Hit TV show Fleabag boosted Gin & Tonic sales – but what else makes the cult beverage so popular?
Gin & Tonic is the UK’s favourite long mixed drink. Our latest BrandVue Drinks data shows that 38% of the UK adult population had one in the last three months, a lot higher than the next most popular long mixed drinks – Vodka & Coke (24%) and Rum & Coke (22%). And lockdown has made no difference to the popularity of the beloved G&T – it was the same picture all the way back in February.
Since 2013 there’s been a boom in gin sales – the so called “Ginaissance”. In 2019, 80 new gin distilleries opened, bringing the total up to 441 (up from 152 in 2013). A recent Wine and Spirit Trade Association report showed that over 82 million bottles were sold in the UK (up from 33m in 2013), worth over £2.6 billion (up from £746m in 2013). And according to HMRC, Britain exported £672 million worth of British gin in 2019. Although the speed of growth has slowed in recent years, gin sales are still increasing.
One driver behind the growth of gin is the premiumisation of the category – the “Fever-Tree factor”. Fever-Tree’s focus on the quality of ingredients, and a communications strategy that emphasised tonic’s quality (“if three quarters of your gin and tonic is tonic you should be mixing with the best”) stimulated the gin category generally and G&T specifically. Fever-Tree has been followed by other brands like Double Dutch and Merchants Heart, and Schweppes has introduced a more premium 1783 range of tonic – but it’s Fever-Tree that distillers should really be thanking.
BrandVue Drinks data shows that Fever-Tree is now the third most popular mixer in the UK. Whilst Coca Cola (31%) and Schweppes (28%) are most likely to be used as mixers with spirits, one in five said they used Fever-Tree as a mixer in the last three months.

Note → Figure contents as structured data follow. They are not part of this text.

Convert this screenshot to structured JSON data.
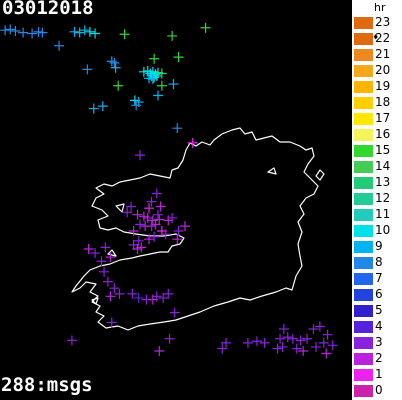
{
  "header": {
    "date": "03012018"
  },
  "footer": {
    "count": "288:msgs"
  },
  "legend": {
    "title": "hr",
    "current_hour": "22",
    "items": [
      {
        "label": "23",
        "color": "#e06a10"
      },
      {
        "label": "22",
        "color": "#e06a10"
      },
      {
        "label": "21",
        "color": "#ec8a20"
      },
      {
        "label": "20",
        "color": "#f6a81c"
      },
      {
        "label": "19",
        "color": "#ffb400"
      },
      {
        "label": "18",
        "color": "#ffd000"
      },
      {
        "label": "17",
        "color": "#ffe800"
      },
      {
        "label": "16",
        "color": "#f4f45a"
      },
      {
        "label": "15",
        "color": "#30d830"
      },
      {
        "label": "14",
        "color": "#44cc55"
      },
      {
        "label": "13",
        "color": "#22cc77"
      },
      {
        "label": "12",
        "color": "#22cc99"
      },
      {
        "label": "11",
        "color": "#22ccbb"
      },
      {
        "label": "10",
        "color": "#00e0e8"
      },
      {
        "label": "9",
        "color": "#00b4f0"
      },
      {
        "label": "8",
        "color": "#2288e8"
      },
      {
        "label": "7",
        "color": "#2266ee"
      },
      {
        "label": "6",
        "color": "#2244dd"
      },
      {
        "label": "5",
        "color": "#3322cc"
      },
      {
        "label": "4",
        "color": "#5522dd"
      },
      {
        "label": "3",
        "color": "#8822dd"
      },
      {
        "label": "2",
        "color": "#bb22dd"
      },
      {
        "label": "1",
        "color": "#ee22ee"
      },
      {
        "label": "0",
        "color": "#cc22aa"
      }
    ]
  },
  "strikes": [
    {
      "lon": -14.3,
      "lat": 55.38,
      "hour": 8
    },
    {
      "lon": -14.1,
      "lat": 55.39,
      "hour": 8
    },
    {
      "lon": -13.9,
      "lat": 55.37,
      "hour": 8
    },
    {
      "lon": -13.6,
      "lat": 55.35,
      "hour": 8
    },
    {
      "lon": -13.25,
      "lat": 55.34,
      "hour": 8
    },
    {
      "lon": -13.0,
      "lat": 55.36,
      "hour": 8
    },
    {
      "lon": -12.85,
      "lat": 55.35,
      "hour": 8
    },
    {
      "lon": -12.2,
      "lat": 55.19,
      "hour": 8
    },
    {
      "lon": -11.6,
      "lat": 55.36,
      "hour": 9
    },
    {
      "lon": -11.4,
      "lat": 55.35,
      "hour": 9
    },
    {
      "lon": -11.2,
      "lat": 55.38,
      "hour": 9
    },
    {
      "lon": -11.0,
      "lat": 55.36,
      "hour": 10
    },
    {
      "lon": -10.8,
      "lat": 55.34,
      "hour": 10
    },
    {
      "lon": -9.65,
      "lat": 55.33,
      "hour": 15
    },
    {
      "lon": -7.8,
      "lat": 55.31,
      "hour": 15
    },
    {
      "lon": -6.5,
      "lat": 55.41,
      "hour": 15
    },
    {
      "lon": -10.15,
      "lat": 55.0,
      "hour": 8
    },
    {
      "lon": -10.05,
      "lat": 54.98,
      "hour": 8
    },
    {
      "lon": -10.0,
      "lat": 54.92,
      "hour": 9
    },
    {
      "lon": -11.1,
      "lat": 54.9,
      "hour": 8
    },
    {
      "lon": -8.5,
      "lat": 55.03,
      "hour": 15
    },
    {
      "lon": -7.55,
      "lat": 55.05,
      "hour": 15
    },
    {
      "lon": -8.9,
      "lat": 54.87,
      "hour": 10
    },
    {
      "lon": -8.75,
      "lat": 54.88,
      "hour": 10
    },
    {
      "lon": -8.65,
      "lat": 54.85,
      "hour": 10
    },
    {
      "lon": -8.55,
      "lat": 54.87,
      "hour": 10
    },
    {
      "lon": -8.45,
      "lat": 54.84,
      "hour": 10
    },
    {
      "lon": -8.35,
      "lat": 54.86,
      "hour": 10
    },
    {
      "lon": -8.6,
      "lat": 54.82,
      "hour": 10
    },
    {
      "lon": -8.5,
      "lat": 54.8,
      "hour": 10
    },
    {
      "lon": -8.4,
      "lat": 54.82,
      "hour": 10
    },
    {
      "lon": -8.7,
      "lat": 54.79,
      "hour": 9
    },
    {
      "lon": -8.55,
      "lat": 54.78,
      "hour": 9
    },
    {
      "lon": -8.2,
      "lat": 54.85,
      "hour": 15
    },
    {
      "lon": -9.9,
      "lat": 54.7,
      "hour": 15
    },
    {
      "lon": -8.2,
      "lat": 54.7,
      "hour": 15
    },
    {
      "lon": -7.75,
      "lat": 54.72,
      "hour": 9
    },
    {
      "lon": -9.25,
      "lat": 54.52,
      "hour": 10
    },
    {
      "lon": -9.1,
      "lat": 54.5,
      "hour": 9
    },
    {
      "lon": -9.2,
      "lat": 54.46,
      "hour": 8
    },
    {
      "lon": -8.35,
      "lat": 54.58,
      "hour": 9
    },
    {
      "lon": -10.5,
      "lat": 54.45,
      "hour": 9
    },
    {
      "lon": -10.85,
      "lat": 54.42,
      "hour": 9
    },
    {
      "lon": -7.6,
      "lat": 54.18,
      "hour": 8
    },
    {
      "lon": -7.0,
      "lat": 54.0,
      "hour": 1
    },
    {
      "lon": -9.05,
      "lat": 53.85,
      "hour": 3
    },
    {
      "lon": -8.4,
      "lat": 53.38,
      "hour": 3
    },
    {
      "lon": -8.6,
      "lat": 53.28,
      "hour": 3
    },
    {
      "lon": -8.7,
      "lat": 53.2,
      "hour": 1
    },
    {
      "lon": -8.25,
      "lat": 53.22,
      "hour": 2
    },
    {
      "lon": -9.4,
      "lat": 53.22,
      "hour": 3
    },
    {
      "lon": -9.55,
      "lat": 53.15,
      "hour": 3
    },
    {
      "lon": -9.15,
      "lat": 53.12,
      "hour": 2
    },
    {
      "lon": -8.9,
      "lat": 53.1,
      "hour": 2
    },
    {
      "lon": -8.75,
      "lat": 53.08,
      "hour": 2
    },
    {
      "lon": -8.55,
      "lat": 53.05,
      "hour": 2
    },
    {
      "lon": -8.3,
      "lat": 53.06,
      "hour": 2
    },
    {
      "lon": -8.45,
      "lat": 53.0,
      "hour": 2
    },
    {
      "lon": -8.6,
      "lat": 52.98,
      "hour": 3
    },
    {
      "lon": -8.85,
      "lat": 52.98,
      "hour": 2
    },
    {
      "lon": -9.05,
      "lat": 53.0,
      "hour": 3
    },
    {
      "lon": -9.3,
      "lat": 52.92,
      "hour": 2
    },
    {
      "lon": -8.35,
      "lat": 53.12,
      "hour": 3
    },
    {
      "lon": -7.95,
      "lat": 53.05,
      "hour": 2
    },
    {
      "lon": -7.8,
      "lat": 53.08,
      "hour": 3
    },
    {
      "lon": -7.55,
      "lat": 52.92,
      "hour": 3
    },
    {
      "lon": -8.2,
      "lat": 52.92,
      "hour": 1
    },
    {
      "lon": -8.05,
      "lat": 52.88,
      "hour": 3
    },
    {
      "lon": -8.5,
      "lat": 52.85,
      "hour": 3
    },
    {
      "lon": -8.7,
      "lat": 52.82,
      "hour": 2
    },
    {
      "lon": -9.1,
      "lat": 52.8,
      "hour": 3
    },
    {
      "lon": -9.3,
      "lat": 52.75,
      "hour": 3
    },
    {
      "lon": -9.15,
      "lat": 52.7,
      "hour": 2
    },
    {
      "lon": -9.0,
      "lat": 52.72,
      "hour": 2
    },
    {
      "lon": -7.6,
      "lat": 52.82,
      "hour": 2
    },
    {
      "lon": -7.3,
      "lat": 52.98,
      "hour": 2
    },
    {
      "lon": -10.4,
      "lat": 52.72,
      "hour": 3
    },
    {
      "lon": -10.2,
      "lat": 52.6,
      "hour": 2
    },
    {
      "lon": -10.55,
      "lat": 52.55,
      "hour": 3
    },
    {
      "lon": -10.45,
      "lat": 52.42,
      "hour": 3
    },
    {
      "lon": -10.8,
      "lat": 52.65,
      "hour": 3
    },
    {
      "lon": -11.05,
      "lat": 52.7,
      "hour": 2
    },
    {
      "lon": -10.3,
      "lat": 52.3,
      "hour": 3
    },
    {
      "lon": -10.05,
      "lat": 52.22,
      "hour": 3
    },
    {
      "lon": -9.85,
      "lat": 52.15,
      "hour": 3
    },
    {
      "lon": -10.2,
      "lat": 52.12,
      "hour": 2
    },
    {
      "lon": -9.35,
      "lat": 52.15,
      "hour": 3
    },
    {
      "lon": -9.1,
      "lat": 52.1,
      "hour": 4
    },
    {
      "lon": -8.8,
      "lat": 52.08,
      "hour": 3
    },
    {
      "lon": -8.55,
      "lat": 52.08,
      "hour": 2
    },
    {
      "lon": -8.4,
      "lat": 52.12,
      "hour": 3
    },
    {
      "lon": -8.15,
      "lat": 52.1,
      "hour": 3
    },
    {
      "lon": -7.95,
      "lat": 52.15,
      "hour": 3
    },
    {
      "lon": -10.15,
      "lat": 51.8,
      "hour": 3
    },
    {
      "lon": -7.7,
      "lat": 51.92,
      "hour": 3
    },
    {
      "lon": -11.7,
      "lat": 51.58,
      "hour": 3
    },
    {
      "lon": -7.9,
      "lat": 51.6,
      "hour": 3
    },
    {
      "lon": -8.3,
      "lat": 51.45,
      "hour": 2
    },
    {
      "lon": -5.7,
      "lat": 51.55,
      "hour": 3
    },
    {
      "lon": -5.85,
      "lat": 51.48,
      "hour": 3
    },
    {
      "lon": -4.85,
      "lat": 51.55,
      "hour": 3
    },
    {
      "lon": -4.5,
      "lat": 51.57,
      "hour": 3
    },
    {
      "lon": -4.2,
      "lat": 51.55,
      "hour": 3
    },
    {
      "lon": -3.45,
      "lat": 51.72,
      "hour": 3
    },
    {
      "lon": -3.6,
      "lat": 51.6,
      "hour": 3
    },
    {
      "lon": -3.3,
      "lat": 51.62,
      "hour": 3
    },
    {
      "lon": -3.1,
      "lat": 51.6,
      "hour": 3
    },
    {
      "lon": -2.8,
      "lat": 51.58,
      "hour": 3
    },
    {
      "lon": -2.55,
      "lat": 51.6,
      "hour": 3
    },
    {
      "lon": -2.3,
      "lat": 51.72,
      "hour": 3
    },
    {
      "lon": -2.05,
      "lat": 51.75,
      "hour": 3
    },
    {
      "lon": -1.75,
      "lat": 51.65,
      "hour": 3
    },
    {
      "lon": -1.9,
      "lat": 51.55,
      "hour": 3
    },
    {
      "lon": -2.2,
      "lat": 51.5,
      "hour": 3
    },
    {
      "lon": -1.8,
      "lat": 51.42,
      "hour": 2
    },
    {
      "lon": -1.55,
      "lat": 51.52,
      "hour": 3
    },
    {
      "lon": -3.5,
      "lat": 51.5,
      "hour": 3
    },
    {
      "lon": -3.7,
      "lat": 51.48,
      "hour": 3
    },
    {
      "lon": -2.7,
      "lat": 51.45,
      "hour": 2
    },
    {
      "lon": -2.95,
      "lat": 51.48,
      "hour": 3
    }
  ]
}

Red Bull is a good analogy – it gave fresh stimulus to the vodka category in the 1990s with Vodka Red Bull, and again has boosted the profile of Jägermeister with the Jäeger-Bomb serve. In other words, the spirit category performance was driven by the appeal of the mixer. It does highlight that spirits brands looking for a lift might focus as much on identifying profile boosting serve combinations as coming up with new flavour variants and updated packaging.
Other factors have of course helped drive the gin category and the famous G&T. The growing food and drink culture in the UK, highlighted by the popularity of shows and festivals, has put more emphasis on traditional craft artisan values personified by drinks like locally made gin and craft beer. And distillers have been innovating – flavoured gin brands like Gordon’s Sicilian Lemon Gin and pink gin are sustaining category vitality. In fact, pink gin is one of the most popular spirits for mixing, according to BrandVue Drinks data, particularly for younger drinkers where Pink Gin & Lemonade, Pink Gin & Tonic and Vodka & Coke are the top three long mixed drink combinations.
And lest we forget, G&T got a boost from the hit TV show Fleabag: “Do you want a proper drink?”, the Priest asks Fleabag in April 2019. “I’ve got cans of G&T. From M&S”. Fleabag then uses the Priest’s offer to “come round any time with G&Ts” as an excuse to drop by the rectory with a plastic bag full of canned gin and tonics. M&S reported a 24% rise in sales of their own branded, ready mixed cans of gin and tonic after that!